Une révolution capillaire au début du XXᵉ siècle

Les premiers bigoudis, apparus au début du XXᵉ siècle, étaient rudimentaires : de simples tubes en métal ou en plastique rigide. Peu confortables, parfois lourds, mais redoutablement efficaces. Les femmes les utilisaient avec patience, souvent pendant plusieurs heures, voire toute une nuit, afin de se réveiller avec une coiffure parfaitement mise en place.
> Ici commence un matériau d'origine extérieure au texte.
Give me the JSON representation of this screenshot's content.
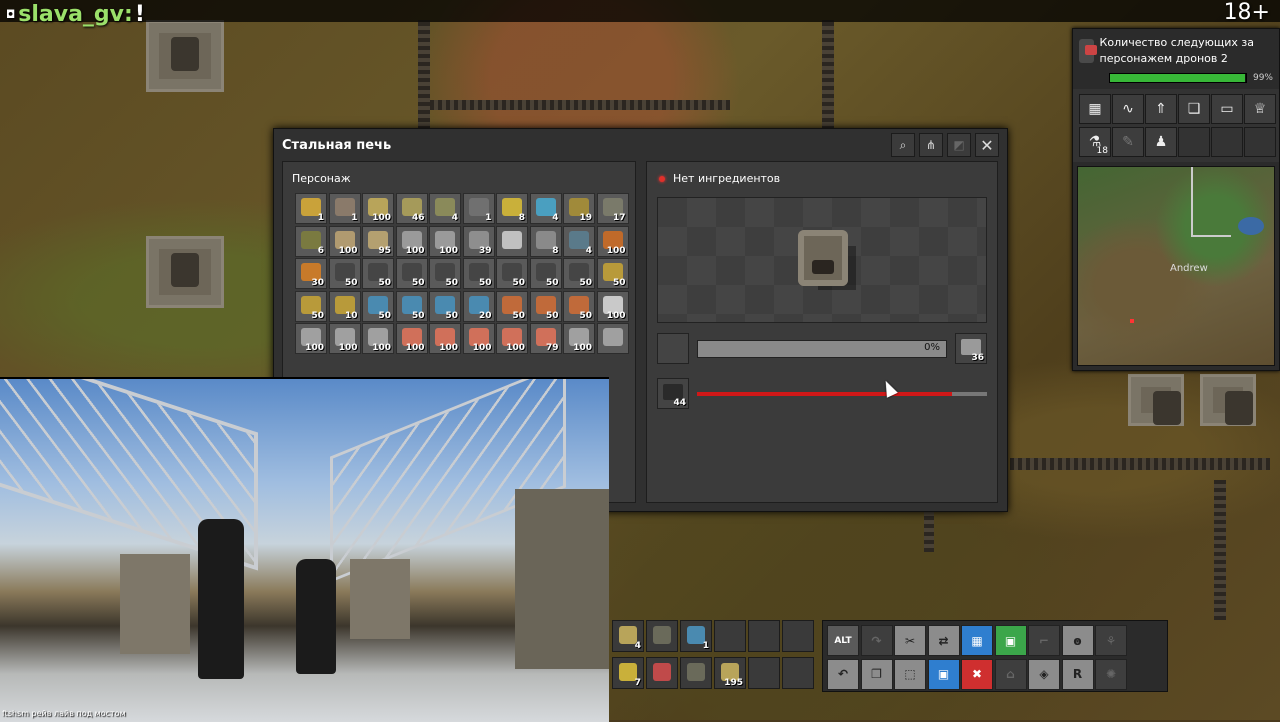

Dans les années 1950 et 1960, ils gagnent en popularité et en diversité. Tailles, formes, matières : tout est pensé pour s’adapter aux différents types de cheveux et aux envies de chacune. Le coiffage devient alors un véritable terrain d’expérimentation.

Les années volume : quand les boucles étaient reines

Puis arrivent les années 1980 et 1990, synonymes de cheveux volumineux et de styles affirmés. Les bigoudis deviennent alors indispensables. Associés aux permanentes, ils permettent d’obtenir des boucles durables, serrées ou plus souples selon leur diamètre.

Le rituel était long et demandait une véritable organisation : lavage, mise en forme, application des produits, rinçage, puis attente… beaucoup d’attente. Mais le résultat était à la hauteur des efforts : une coiffure qui tenait plusieurs semaines et donnait confiance dès le premier regard dans le miroir.